Toronto Hebrew Memorial Parks operates two Jewish cemeteries in York Region, north of Toronto, Pardes Chaim Cemetery and Pardes Shalom Cemetery.

THMP is a not-for-profit, community-owned agency, based in Toronto at the Prosserman Jewish Community Centre. What became THMP was first conceived of by lawyer and Temple Sinai president Sidney Freedman in 1965 when he saw the need for a community-run cemetery. In 1970, he purchased the property that would become Pardes Shalom and began the process of rezoning the land for use as a cemetery. In 1972, he founded Toronto Hebrew Memorial Parks, gifting the land to the community.

THMP operates the two largest Jewish burial grounds in the Greater Toronto Area, Pardes Shalom and Pardes Chaim.

Both cemeteries are divided into organizional sections designated for members of specific congregations and mutual aid societies. However THMP retains ownership and management of these sections. Both cemeteries also have large community sections open to Jewish individuals who are unaffiliated to a congregation or organization or who have not otherwise purchased plots in the organizational sections.

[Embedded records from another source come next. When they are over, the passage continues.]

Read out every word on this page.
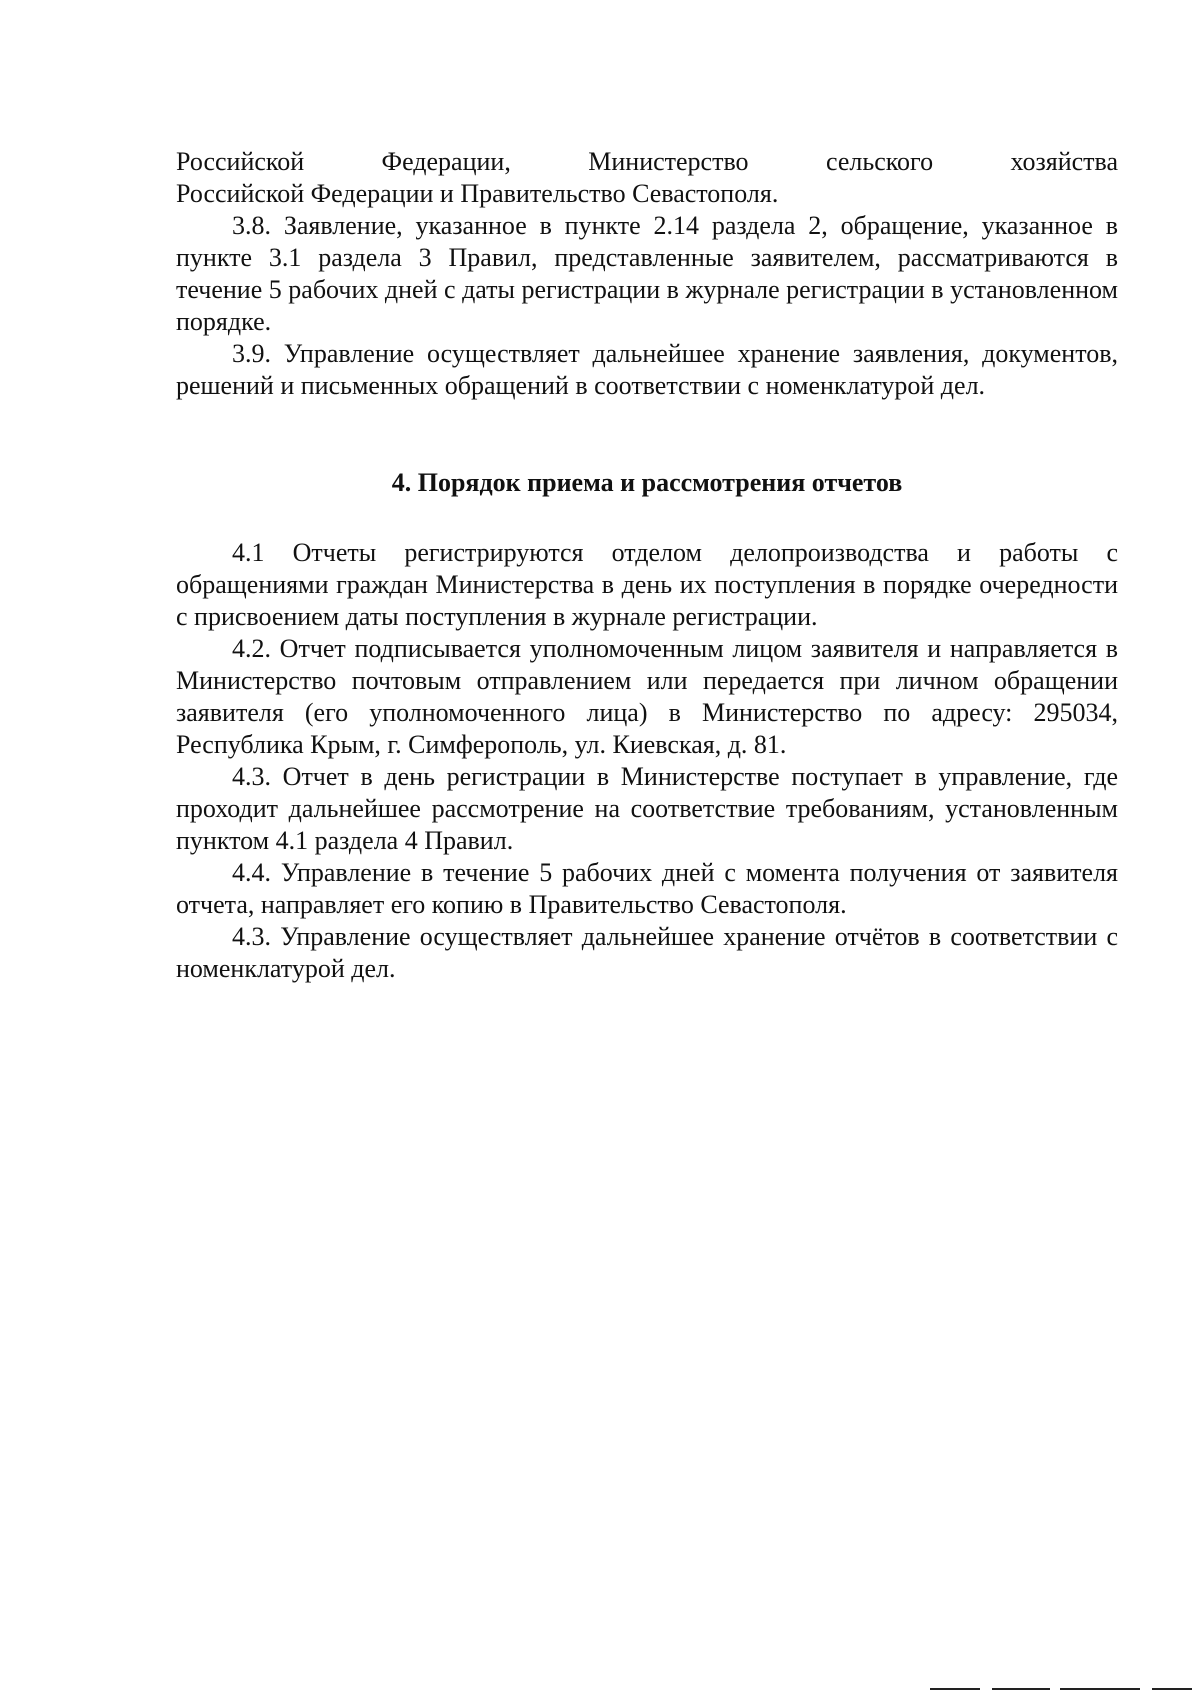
Российской	Федерации,	Министерство	сельского	хозяйства

Российской Федерации и Правительство Севастополя.

3.8. Заявление, указанное в пункте 2.14 раздела 2, обращение, указанное в пункте 3.1 раздела 3 Правил, представленные заявителем, рассматриваются в течение 5 рабочих дней с даты регистрации в журнале регистрации в установленном порядке.

3.9. Управление осуществляет дальнейшее хранение заявления, документов, решений и письменных обращений в соответствии с номенклатурой дел.

4. Порядок приема и рассмотрения отчетов

4.1 Отчеты регистрируются отделом делопроизводства и работы с обращениями граждан Министерства в день их поступления в порядке очередности с присвоением даты поступления в журнале регистрации.

4.2. Отчет подписывается уполномоченным лицом заявителя и направляется в Министерство почтовым отправлением или передается при личном обращении заявителя (его уполномоченного лица) в Министерство по адресу: 295034, Республика Крым, г. Симферополь, ул. Киевская, д. 81.

4.3. Отчет в день регистрации в Министерстве поступает в управление, где проходит дальнейшее рассмотрение на соответствие требованиям, установленным пунктом 4.1 раздела 4 Правил.

4.4. Управление в течение 5 рабочих дней с момента получения от заявителя отчета, направляет его копию в Правительство Севастополя.

4.3. Управление осуществляет дальнейшее хранение отчётов в соответствии с номенклатурой дел.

Unlike several older Jewish cemeteries in Toronto, THMP retains ownership and management of sections of Pardes Shalom and Pardes Chaim which are reserved for specific congregations or associations. This avoids the problem of cemetery sections becoming abandoned or derelict if the congregation or association they are assigned to becomes defunct or otherwise unable to maintain them.

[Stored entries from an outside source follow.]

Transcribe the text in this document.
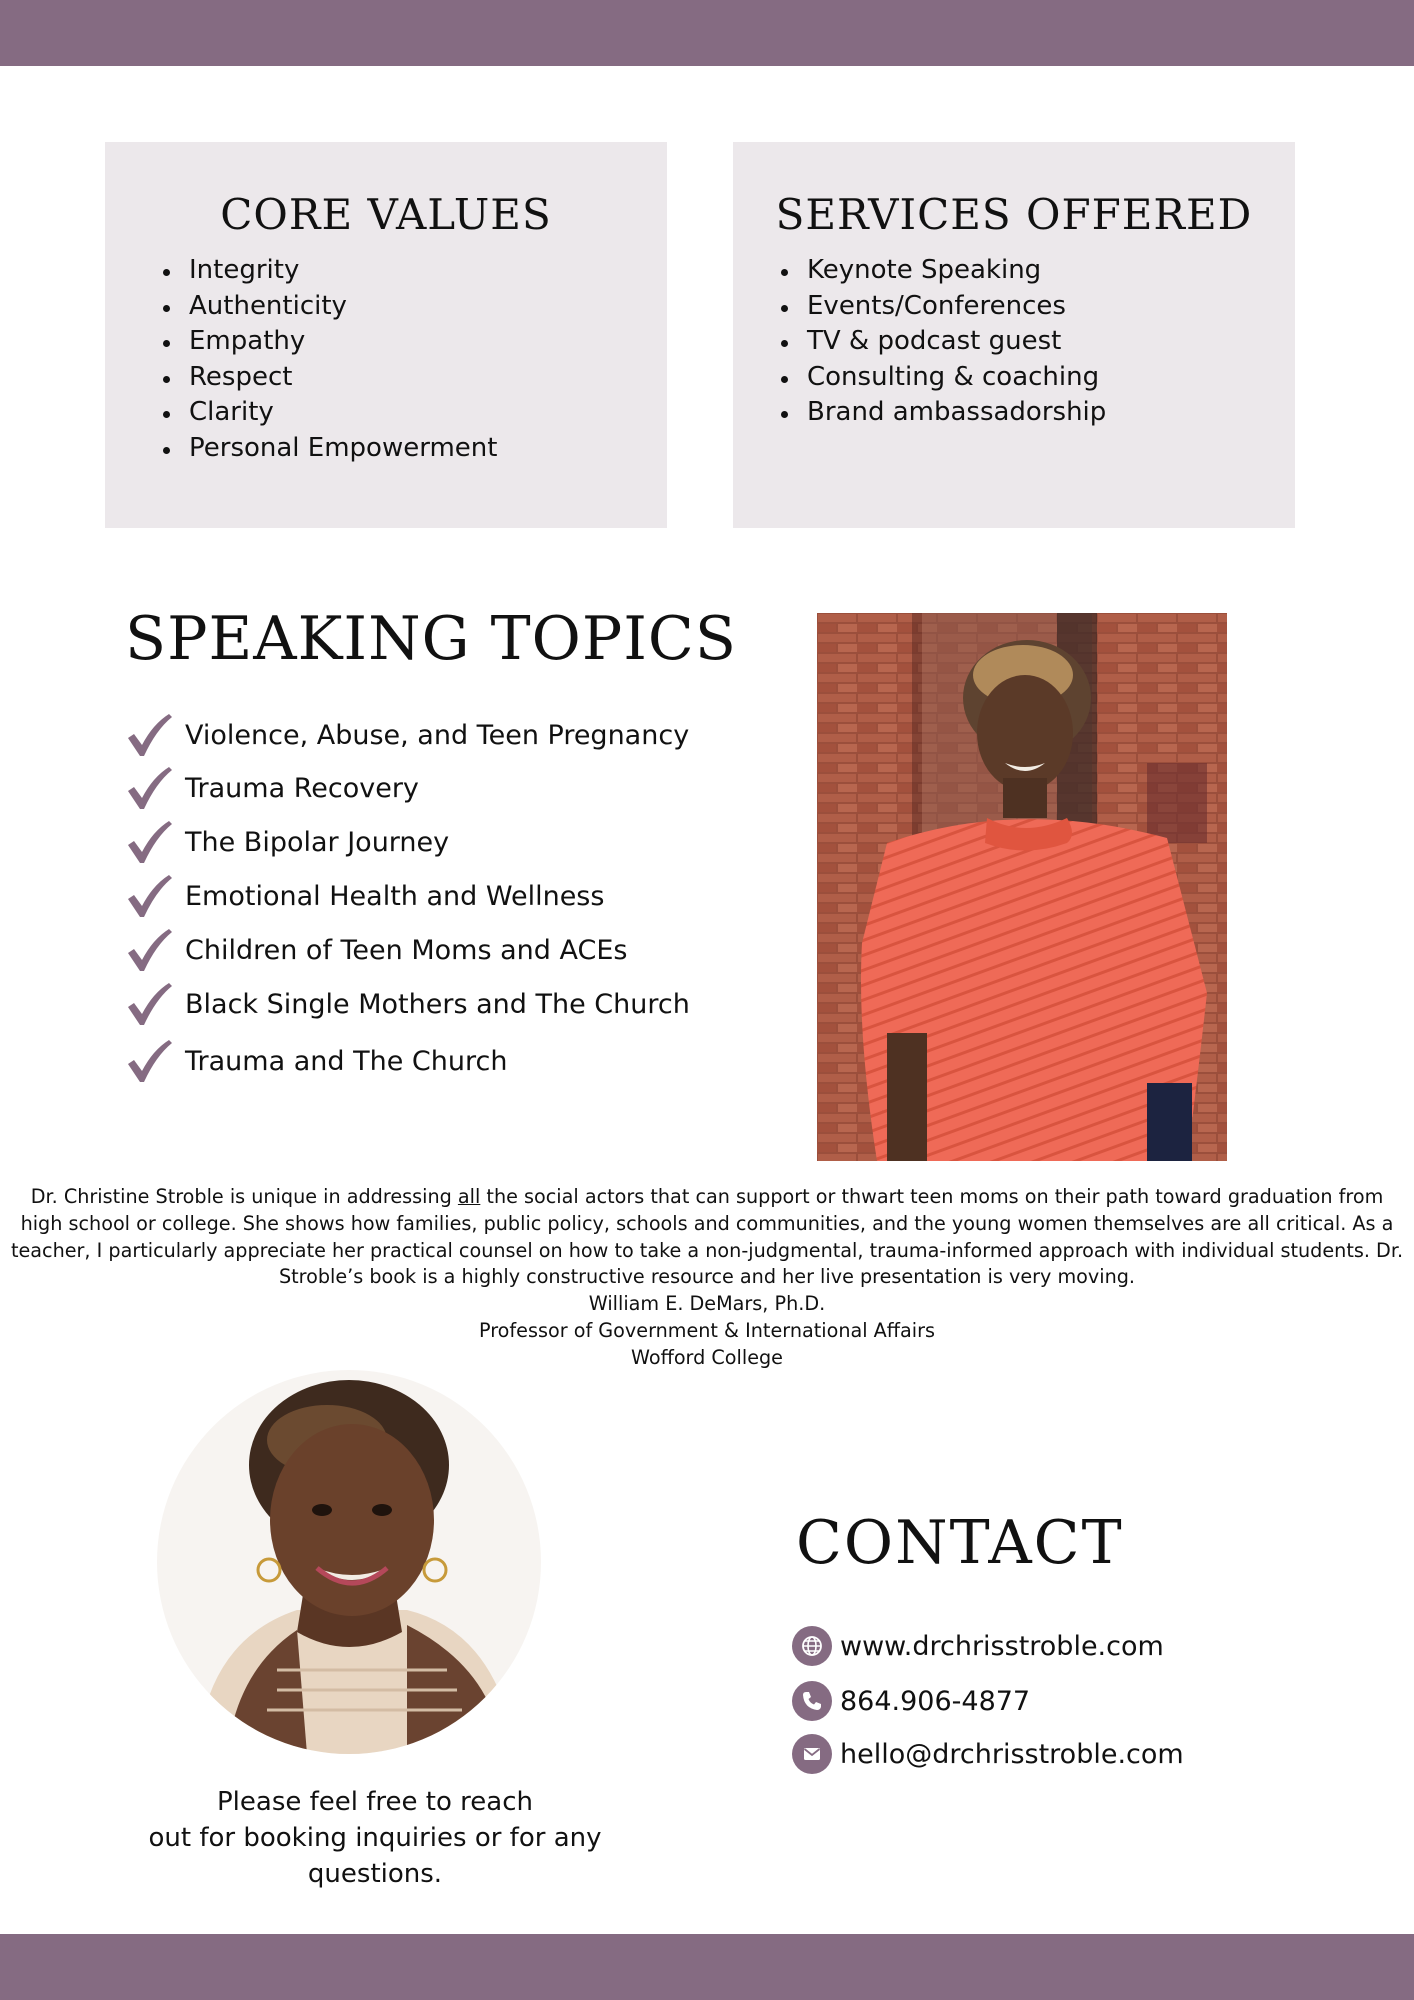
CORE VALUES
Integrity
Authenticity
Empathy
Respect
Clarity
Personal Empowerment
SERVICES OFFERED
Keynote Speaking
Events/Conferences
TV & podcast guest
Consulting & coaching
Brand ambassadorship
SPEAKING TOPICS
Violence, Abuse, and Teen Pregnancy
Trauma Recovery
The Bipolar Journey
Emotional Health and Wellness
Children of Teen Moms and ACEs
Black Single Mothers and The Church
Trauma and The Church
Dr. Christine Stroble is unique in addressing all the social actors that can support or thwart teen moms on their path toward graduation from high school or college. She shows how families, public policy, schools and communities, and the young women themselves are all critical. As a teacher, I particularly appreciate her practical counsel on how to take a non-judgmental, trauma-informed approach with individual students. Dr. Stroble’s book is a highly constructive resource and her live presentation is very moving.
William E. DeMars, Ph.D.
Professor of Government & International Affairs
Wofford College
Please feel free to reach
out for booking inquiries or for any
questions.
CONTACT
www.drchrisstroble.com
864.906-4877
hello@drchrisstroble.com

THMP cemeteries do not permit cremated remains to be buried or scattered at its cemeteries as cremation is considered contrary to Jewish belief.

According to THMP's by-laws, an individual must be Jewish (by birth or conversion) to be buried in a THMP cemetery; exceptions are not made for non-Jewish partners in an interfaith marriage.

In 2018, Holy Blossom Temple and several other congregations opened Beit Olam cemetery at Glenview Memorial Gardens in Woodbridge, Ontario in order to accommodate burials for interfaith couples, cremated remains, and others who do not meet the strict eligibility requirements at THMP and other Jewish cemeteries in the region.

==Pardes Shalom Cemetery==

Pardes Shalom opened in 1977 and is a resting place for over 30,000 on an 89 acre site in Vaughan, Ontario, on Dufferin Street, north of Major Mackenzie Drive. Pardes Shalom has a memorial garden on its grounds in which individuals who are not buried in the cemetery or have no burial site are memorialized with plaques, trees and boulders.

==Pardes Chaim Cemetery==

Pardes Chaim opened in 2010 north of Toronto in Vaughan, Ontario, on Bathurst Street, north of Elgin Mills Road. The newer site will be able to accommodate between 70,000 and 90,000 burial plots over 200 acres (81 ha).